Nordgold has advised Carlisle’s Board that, upon receipt of that consent, Nordgold would be prepared to make an offer to acquire 100% of Carlisle’s issued and outstanding shares from Carlisle’s shareholders at a price of CAD 0.096 per share, in cash, for total proceeds of approximately CAD 27.3m (approximately USD 24.1m). Such an offer would represent a premium of approximately 140% of the Carlisle share price as at November 11, 2014 (CAD 0.04 per share).
Carlisle is the 100% owner of the Lynn Lake Gold Camp (the “Project”), a gold project located in Manitoba, Canada. The Lynn Lake fits Nordgold’s strict criteria for greenfield projects. It has high grade non-refractory ore resources for open pit mining, is located close to existing infrastructure and in a mining friendly jurisdiction.
Based on a Preliminary Economic Assessment prepared by Tetra Tech in accordance with the standards of NI 43-101, the Project’s total in-pit resources are 1.7 Moz at 2.2 g/t with strip ratio 5 t/t. The Lynn Lake project annual average production is expected to be 145 thousand ounces (“koz”) of gold, for 12 years with a peak of 230 koz in the 5th year.
Pre-tax average life of mine total cash costs are expected to be in the region of USD 530 per ounce and all-in sustaining costs USD 644 per ounce (both are net of silver by-product credits). The technical report includes a pre-tax Net Present Value of CAD 411m, an Internal Rate of Return of 34% using a 5% discount rate and USD 1100 gold price.
The offer, if made, would be subject to the termination of the transactions with AuRico Gold Inc. (“AuRico”, TSX / NYSE: AUQ) announced in Carlisle’s press release on November 11, 2014. Nordgold is seeking Carlisle’s consent as it is subject to contractual restrictions that preclude it from making an offer to Carlisle’s shareholders without its consent.

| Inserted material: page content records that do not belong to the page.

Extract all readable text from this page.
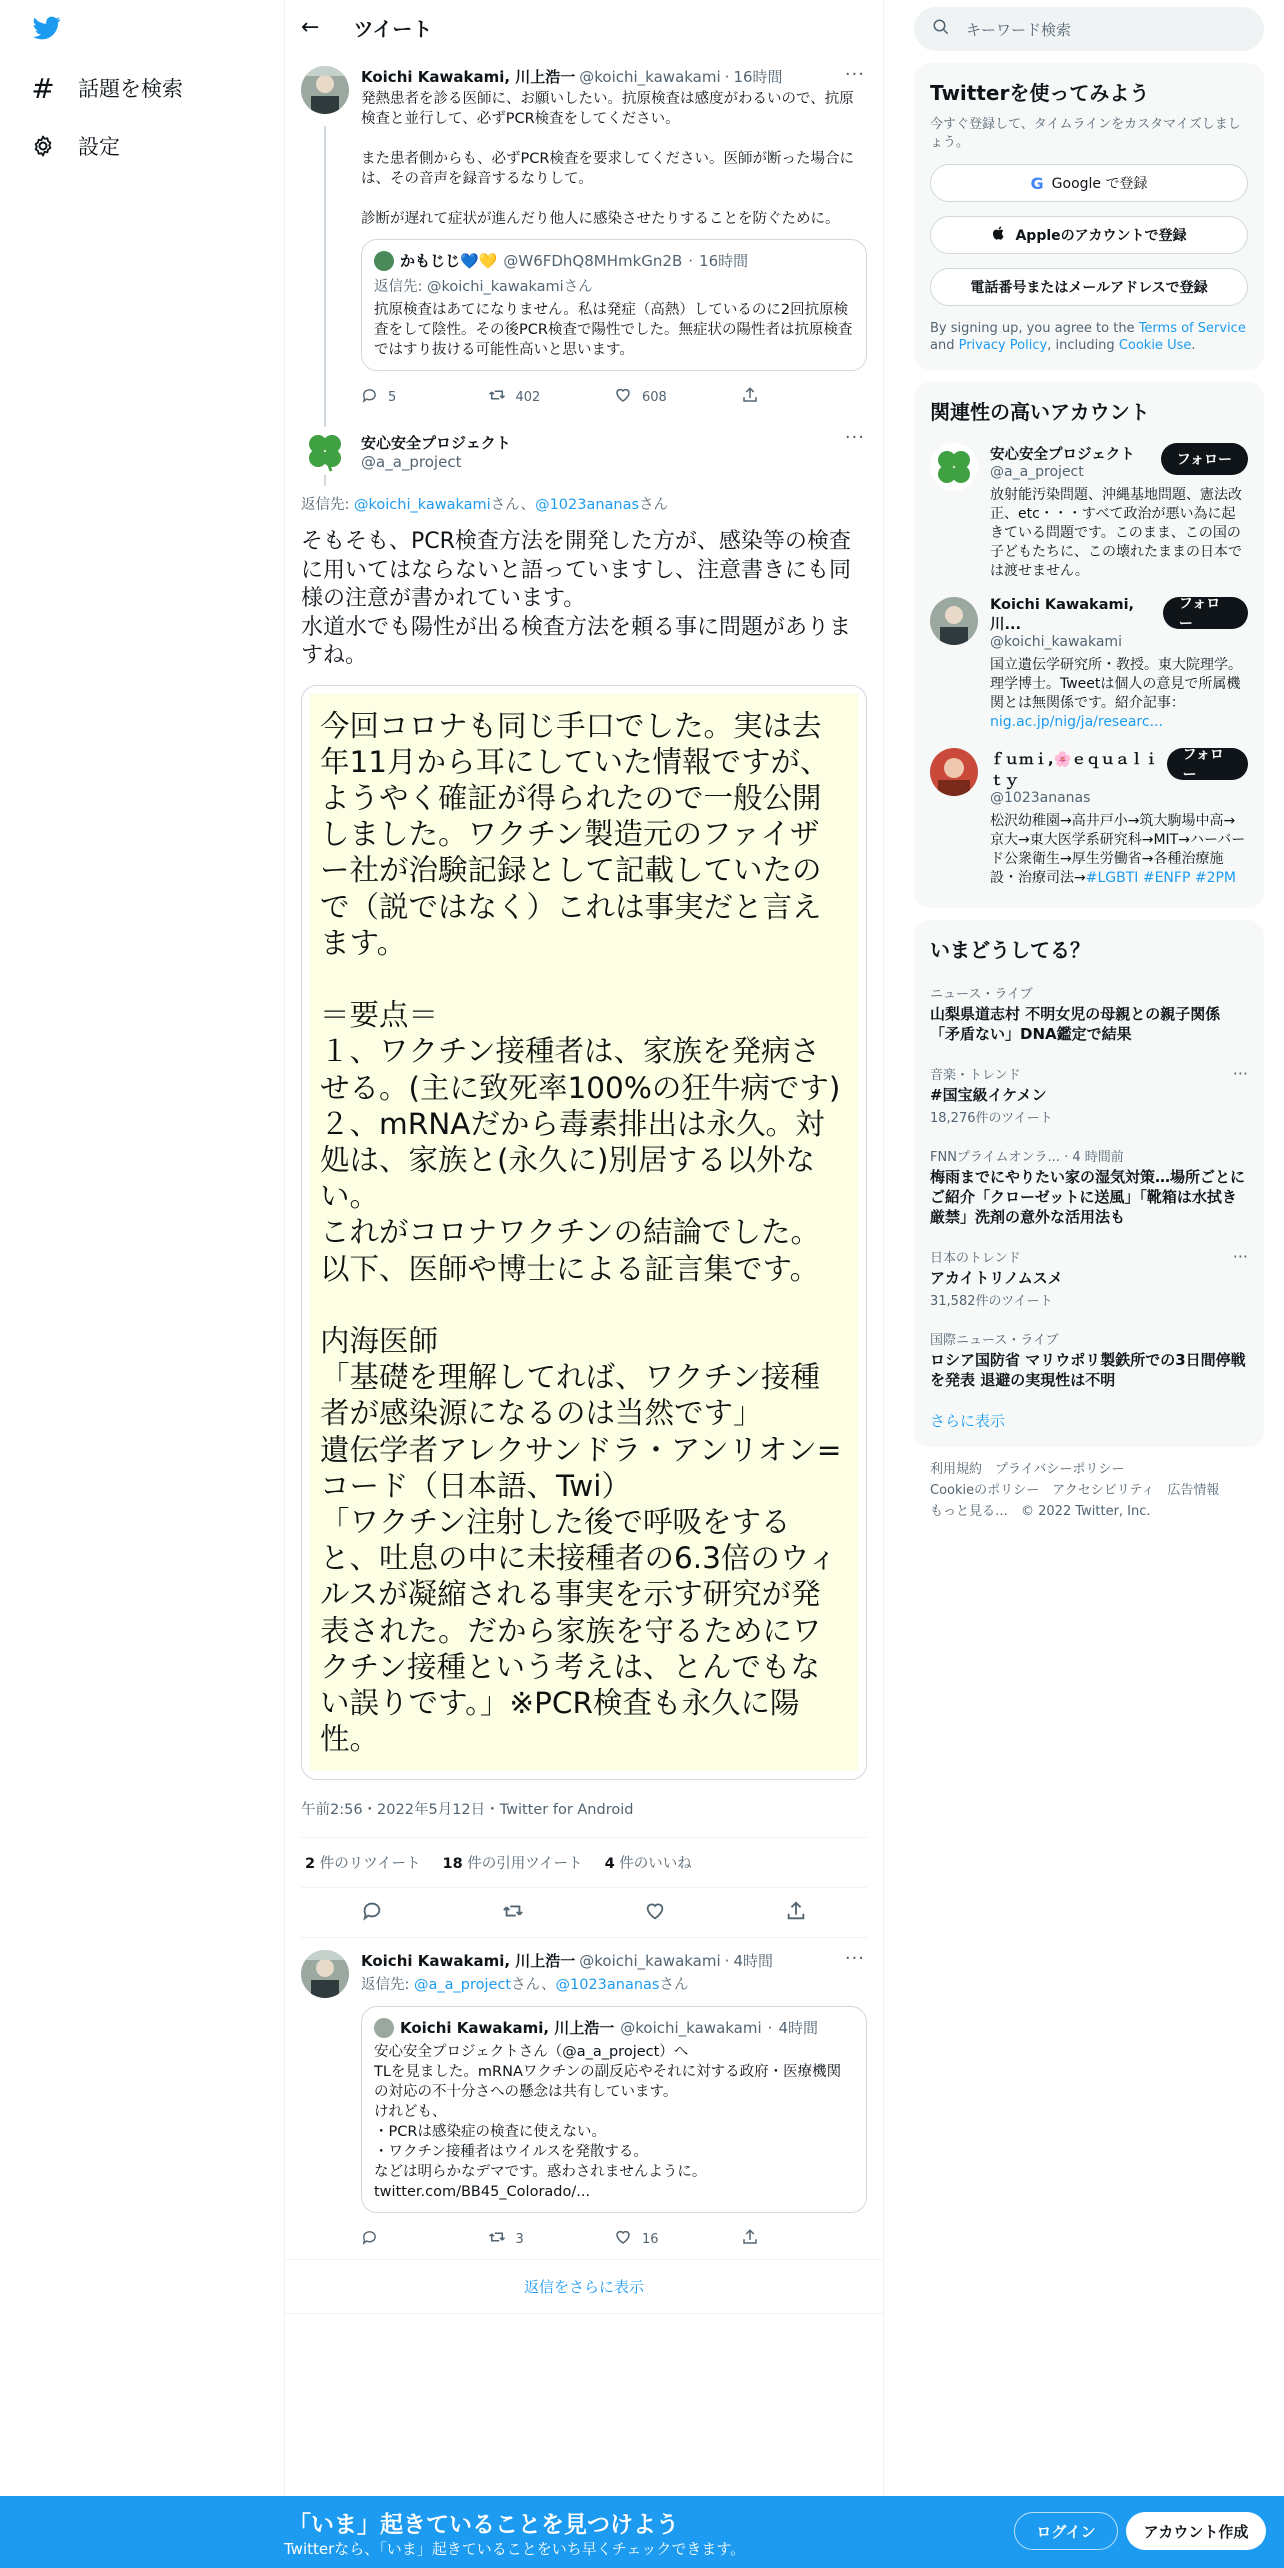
# 話題を検索
設定
← ツイート
···
Koichi Kawakami, 川上浩一 @koichi_kawakami · 16時間
発熱患者を診る医師に、お願いしたい。抗原検査は感度がわるいので、抗原検査と並行して、必ずPCR検査をしてください。

また患者側からも、必ずPCR検査を要求してください。医師が断った場合には、その音声を録音するなりして。

診断が遅れて症状が進んだり他人に感染させたりすることを防ぐために。
かもじじ💙💛 @W6FDhQ8MHmkGn2B · 16時間
返信先: @koichi_kawakamiさん
抗原検査はあてになりません。私は発症（高熱）しているのに2回抗原検査をして陰性。その後PCR検査で陽性でした。無症状の陽性者は抗原検査ではすり抜ける可能性高いと思います。
5	402	608
···
安心安全プロジェクト
@a_a_project
返信先: @koichi_kawakamiさん、@1023ananasさん
そもそも、PCR検査方法を開発した方が、感染等の検査に用いてはならないと語っていますし、注意書きにも同様の注意が書かれています。
水道水でも陽性が出る検査方法を頼る事に問題がありますね。
今回コロナも同じ手口でした。実は去年11月から耳にしていた情報ですが、ようやく確証が得られたので一般公開しました。ワクチン製造元のファイザー社が治験記録として記載していたので（説ではなく）これは事実だと言えます。

＝要点＝
１、ワクチン接種者は、家族を発病させる。(主に致死率100%の狂牛病です)
２、mRNAだから毒素排出は永久。対処は、家族と(永久に)別居する以外ない。
これがコロナワクチンの結論でした。以下、医師や博士による証言集です。

内海医師
「基礎を理解してれば、ワクチン接種者が感染源になるのは当然です」
遺伝学者アレクサンドラ・アンリオン=コード（日本語、Twi）
「ワクチン注射した後で呼吸をすると、吐息の中に未接種者の6.3倍のウィルスが凝縮される事実を示す研究が発表された。だから家族を守るためにワクチン接種という考えは、とんでもない誤りです。」※PCR検査も永久に陽性。
午前2:56・2022年5月12日・Twitter for Android
2 件のリツイート 18 件の引用ツイート 4 件のいいね
···
Koichi Kawakami, 川上浩一 @koichi_kawakami · 4時間
返信先: @a_a_projectさん、@1023ananasさん
Koichi Kawakami, 川上浩一 @koichi_kawakami · 4時間
安心安全プロジェクトさん（@a_a_project）へ
TLを見ました。mRNAワクチンの副反応やそれに対する政府・医療機関の対応の不十分さへの懸念は共有しています。
けれども、
・PCRは感染症の検査に使えない。
・ワクチン接種者はウイルスを発散する。
などは明らかなデマです。惑わされませんように。
twitter.com/BB45_Colorado/...
3	16
返信をさらに表示
キーワード検索
Twitterを使ってみよう
今すぐ登録して、タイムラインをカスタマイズしましょう。
G Google で登録
Appleのアカウントで登録
電話番号またはメールアドレスで登録
By signing up, you agree to the Terms of Service and Privacy Policy, including Cookie Use.
関連性の高いアカウント
安心安全プロジェクト
@a_a_project
フォロー
放射能汚染問題、沖縄基地問題、憲法改正、etc・・・すべて政治が悪い為に起きている問題です。このまま、この国の子どもたちに、この壊れたままの日本では渡せません。
Koichi Kawakami, 川...
@koichi_kawakami
フォロー
国立遺伝学研究所・教授。東大院理学。理学博士。Tweetは個人の意見で所属機関とは無関係です。紹介記事：nig.ac.jp/nig/ja/researc...
ｆｕｍｉ,🌸ｅｑｕａｌｉｔｙ
@1023ananas
フォロー
松沢幼稚園→高井戸小→筑大駒場中高→京大→東大医学系研究科→MIT→ハーバード公衆衛生→厚生労働省→各種治療施設・治療司法→#LGBTI #ENFP #2PM
いまどうしてる？
ニュース・ライブ
山梨県道志村 不明女児の母親との親子関係「矛盾ない」DNA鑑定で結果
···
音楽・トレンド
#国宝級イケメン
18,276件のツイート
FNNプライムオンラ... · 4 時間前
梅雨までにやりたい家の湿気対策…場所ごとにご紹介「クローゼットに送風」「靴箱は水拭き厳禁」洗剤の意外な活用法も
···
日本のトレンド
アカイトリノムスメ
31,582件のツイート
国際ニュース・ライブ
ロシア国防省 マリウポリ製鉄所での3日間停戦を発表 退避の実現性は不明
さらに表示
利用規約　プライバシーポリシー
Cookieのポリシー　アクセシビリティ　広告情報
もっと見る…　© 2022 Twitter, Inc.
「いま」起きていることを見つけよう
Twitterなら、「いま」起きていることをいち早くチェックできます。
ログイン	アカウント作成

Nordgold has also written to the Toronto Stock Exchange (the “TSX”) and advised them that the Company believes the AuRico transaction should be subject to the approval of Carlisle’s shareholders as the terms of the transaction are such that it effectively constitutes a change of control of Carlisle and failure to submit it to shareholders for their approval would significantly and adversely affect the quality of the marketplace provided by the TSX.